Revisione prezzi e questioni di giurisdizione
Il TAR Catania ha affermato che, in materia di revisione dei prezzi, la giurisdizione esclusiva del G.A. ex art. 133, co. 1, lett. e, n. 2 c.p.a., può affermarsi solo ove permanga una posizione di potere in capo alla P.A., tale da consentirle, più o meno discrezionalmente, la possibilità di riconoscere o negare il beneficio. Quando quest’ultimo, invece, è disciplinato compiutamente dalla norma, tanto da residuare esclusivamente un obbligo per la P.A. di riconoscerlo, quest’ultima agisce in situazione paritetica, con conseguente giurisdizione del G.O.

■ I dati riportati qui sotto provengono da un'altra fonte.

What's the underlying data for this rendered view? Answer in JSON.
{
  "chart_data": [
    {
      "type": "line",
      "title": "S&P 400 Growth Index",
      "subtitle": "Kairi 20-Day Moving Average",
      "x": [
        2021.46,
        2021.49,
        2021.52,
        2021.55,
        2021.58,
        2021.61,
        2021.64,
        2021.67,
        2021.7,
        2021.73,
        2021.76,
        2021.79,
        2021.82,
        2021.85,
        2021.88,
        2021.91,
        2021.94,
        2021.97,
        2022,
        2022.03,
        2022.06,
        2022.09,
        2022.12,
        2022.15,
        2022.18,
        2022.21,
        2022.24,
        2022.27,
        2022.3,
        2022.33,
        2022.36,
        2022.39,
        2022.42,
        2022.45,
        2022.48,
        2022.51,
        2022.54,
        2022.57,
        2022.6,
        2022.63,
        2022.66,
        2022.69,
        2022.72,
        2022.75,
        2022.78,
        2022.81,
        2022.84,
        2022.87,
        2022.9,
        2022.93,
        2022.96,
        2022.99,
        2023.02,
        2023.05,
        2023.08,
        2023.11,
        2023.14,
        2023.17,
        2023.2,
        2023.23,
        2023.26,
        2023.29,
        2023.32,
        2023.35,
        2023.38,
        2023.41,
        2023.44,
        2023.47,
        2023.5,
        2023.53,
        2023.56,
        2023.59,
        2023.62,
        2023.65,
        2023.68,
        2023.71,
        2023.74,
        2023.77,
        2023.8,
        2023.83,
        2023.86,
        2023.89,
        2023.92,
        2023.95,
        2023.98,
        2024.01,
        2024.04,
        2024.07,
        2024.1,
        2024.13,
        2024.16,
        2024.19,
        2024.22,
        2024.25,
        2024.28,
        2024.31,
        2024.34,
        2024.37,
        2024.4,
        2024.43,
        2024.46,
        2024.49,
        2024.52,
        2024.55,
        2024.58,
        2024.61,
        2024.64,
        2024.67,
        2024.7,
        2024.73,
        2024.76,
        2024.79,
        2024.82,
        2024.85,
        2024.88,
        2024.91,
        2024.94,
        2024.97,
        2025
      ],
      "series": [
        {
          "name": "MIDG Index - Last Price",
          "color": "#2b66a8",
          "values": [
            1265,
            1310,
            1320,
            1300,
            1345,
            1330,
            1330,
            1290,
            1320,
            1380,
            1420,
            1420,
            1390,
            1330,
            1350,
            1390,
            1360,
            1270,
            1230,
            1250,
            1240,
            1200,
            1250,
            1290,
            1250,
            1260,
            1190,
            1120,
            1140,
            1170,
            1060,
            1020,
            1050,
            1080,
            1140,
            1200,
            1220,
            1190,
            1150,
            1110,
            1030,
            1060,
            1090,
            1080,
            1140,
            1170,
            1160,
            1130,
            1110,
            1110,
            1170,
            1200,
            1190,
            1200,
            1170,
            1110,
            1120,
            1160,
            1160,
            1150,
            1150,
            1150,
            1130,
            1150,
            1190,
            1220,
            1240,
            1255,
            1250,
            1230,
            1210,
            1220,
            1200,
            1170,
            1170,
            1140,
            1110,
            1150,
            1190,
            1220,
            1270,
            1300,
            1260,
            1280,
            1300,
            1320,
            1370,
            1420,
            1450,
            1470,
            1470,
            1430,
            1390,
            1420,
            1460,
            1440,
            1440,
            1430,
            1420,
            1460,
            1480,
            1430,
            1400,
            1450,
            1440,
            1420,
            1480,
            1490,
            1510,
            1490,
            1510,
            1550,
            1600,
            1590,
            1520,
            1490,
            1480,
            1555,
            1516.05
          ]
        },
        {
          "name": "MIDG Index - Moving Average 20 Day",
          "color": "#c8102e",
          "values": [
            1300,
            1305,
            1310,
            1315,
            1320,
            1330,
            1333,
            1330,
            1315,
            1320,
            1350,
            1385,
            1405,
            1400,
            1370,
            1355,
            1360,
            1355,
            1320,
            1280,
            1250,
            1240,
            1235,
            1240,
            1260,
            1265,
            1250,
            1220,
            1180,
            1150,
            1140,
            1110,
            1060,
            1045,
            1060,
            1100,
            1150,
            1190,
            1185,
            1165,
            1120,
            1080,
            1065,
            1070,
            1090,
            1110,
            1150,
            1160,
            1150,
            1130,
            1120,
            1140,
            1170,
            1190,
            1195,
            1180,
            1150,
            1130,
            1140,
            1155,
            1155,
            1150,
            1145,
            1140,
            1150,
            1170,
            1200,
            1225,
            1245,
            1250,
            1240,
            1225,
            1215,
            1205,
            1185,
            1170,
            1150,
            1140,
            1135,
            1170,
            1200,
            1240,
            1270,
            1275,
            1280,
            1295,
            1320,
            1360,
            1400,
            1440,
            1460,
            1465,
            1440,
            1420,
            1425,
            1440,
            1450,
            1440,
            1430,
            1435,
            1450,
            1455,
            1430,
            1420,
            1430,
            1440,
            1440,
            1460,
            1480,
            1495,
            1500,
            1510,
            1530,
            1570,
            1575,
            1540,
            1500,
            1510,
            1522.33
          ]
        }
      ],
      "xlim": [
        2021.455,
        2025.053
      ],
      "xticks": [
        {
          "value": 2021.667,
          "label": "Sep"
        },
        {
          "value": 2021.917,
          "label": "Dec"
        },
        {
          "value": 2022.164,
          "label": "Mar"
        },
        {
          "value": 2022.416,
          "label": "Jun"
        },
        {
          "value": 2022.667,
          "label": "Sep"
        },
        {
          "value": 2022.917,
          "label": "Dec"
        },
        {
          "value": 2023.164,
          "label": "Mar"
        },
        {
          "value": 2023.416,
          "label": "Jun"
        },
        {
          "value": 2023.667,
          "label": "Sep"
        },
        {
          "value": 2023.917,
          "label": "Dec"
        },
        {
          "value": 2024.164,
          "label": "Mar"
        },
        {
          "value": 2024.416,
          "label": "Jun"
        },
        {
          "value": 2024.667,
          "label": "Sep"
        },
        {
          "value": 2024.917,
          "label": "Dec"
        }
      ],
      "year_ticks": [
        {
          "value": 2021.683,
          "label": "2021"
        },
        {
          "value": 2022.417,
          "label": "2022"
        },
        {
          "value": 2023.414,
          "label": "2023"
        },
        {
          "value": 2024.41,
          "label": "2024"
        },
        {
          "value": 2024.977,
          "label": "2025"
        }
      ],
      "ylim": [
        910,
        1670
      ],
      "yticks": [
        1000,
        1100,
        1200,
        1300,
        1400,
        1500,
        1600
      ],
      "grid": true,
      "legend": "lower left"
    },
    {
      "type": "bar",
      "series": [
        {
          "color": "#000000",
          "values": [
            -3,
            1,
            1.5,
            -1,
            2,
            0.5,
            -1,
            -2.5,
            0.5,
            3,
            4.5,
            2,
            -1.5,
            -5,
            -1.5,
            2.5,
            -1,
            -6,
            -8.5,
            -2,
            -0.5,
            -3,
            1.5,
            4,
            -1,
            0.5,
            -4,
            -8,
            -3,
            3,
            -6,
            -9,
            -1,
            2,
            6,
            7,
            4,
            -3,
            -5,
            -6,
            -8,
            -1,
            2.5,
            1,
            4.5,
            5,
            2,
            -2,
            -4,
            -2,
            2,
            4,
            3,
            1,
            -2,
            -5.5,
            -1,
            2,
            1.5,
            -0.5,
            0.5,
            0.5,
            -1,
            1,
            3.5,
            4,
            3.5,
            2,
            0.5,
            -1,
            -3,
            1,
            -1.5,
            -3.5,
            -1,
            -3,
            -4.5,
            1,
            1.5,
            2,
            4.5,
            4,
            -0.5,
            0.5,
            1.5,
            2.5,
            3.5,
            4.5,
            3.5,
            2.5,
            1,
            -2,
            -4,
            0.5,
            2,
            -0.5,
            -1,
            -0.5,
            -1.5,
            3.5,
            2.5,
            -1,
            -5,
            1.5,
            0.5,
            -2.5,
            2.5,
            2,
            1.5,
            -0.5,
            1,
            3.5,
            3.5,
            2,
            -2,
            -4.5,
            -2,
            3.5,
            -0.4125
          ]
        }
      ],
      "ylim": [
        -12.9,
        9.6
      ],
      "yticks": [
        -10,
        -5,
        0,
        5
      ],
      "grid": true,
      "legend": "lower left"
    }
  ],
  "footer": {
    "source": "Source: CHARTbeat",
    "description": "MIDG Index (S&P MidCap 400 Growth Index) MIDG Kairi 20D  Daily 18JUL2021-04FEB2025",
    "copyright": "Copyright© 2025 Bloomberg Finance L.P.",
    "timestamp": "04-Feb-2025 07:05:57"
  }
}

Il meccanismo di adeguamento di cui all’art. 26 d.l. 50/2022, come convertito dalla l. 91/2022, quale misura straordinaria e obbligatoria dettata dall’emergenza economica e dall’aumento dei costi dei materiali e dell’energia, non lascia alcun margine di discrezionalità in capo alla P.A., sull’an o sul quantum del beneficio da riconoscere, atteso che il diritto all’adeguamento del prezzo e la sua quantificazione monetaria sono ancorati a precisi parametri fissati dal legislatore. L’istituto, pertanto, non può essere ricondotto a quello della revisione dei prezzi in senso stretto che, invece, presuppone l’avvio di un procedimento amministrativo discrezionale ed il compimento di un’istruttoria volta alla preventiva verifica dei presupposti necessari per il riconoscimento del compenso revisionale.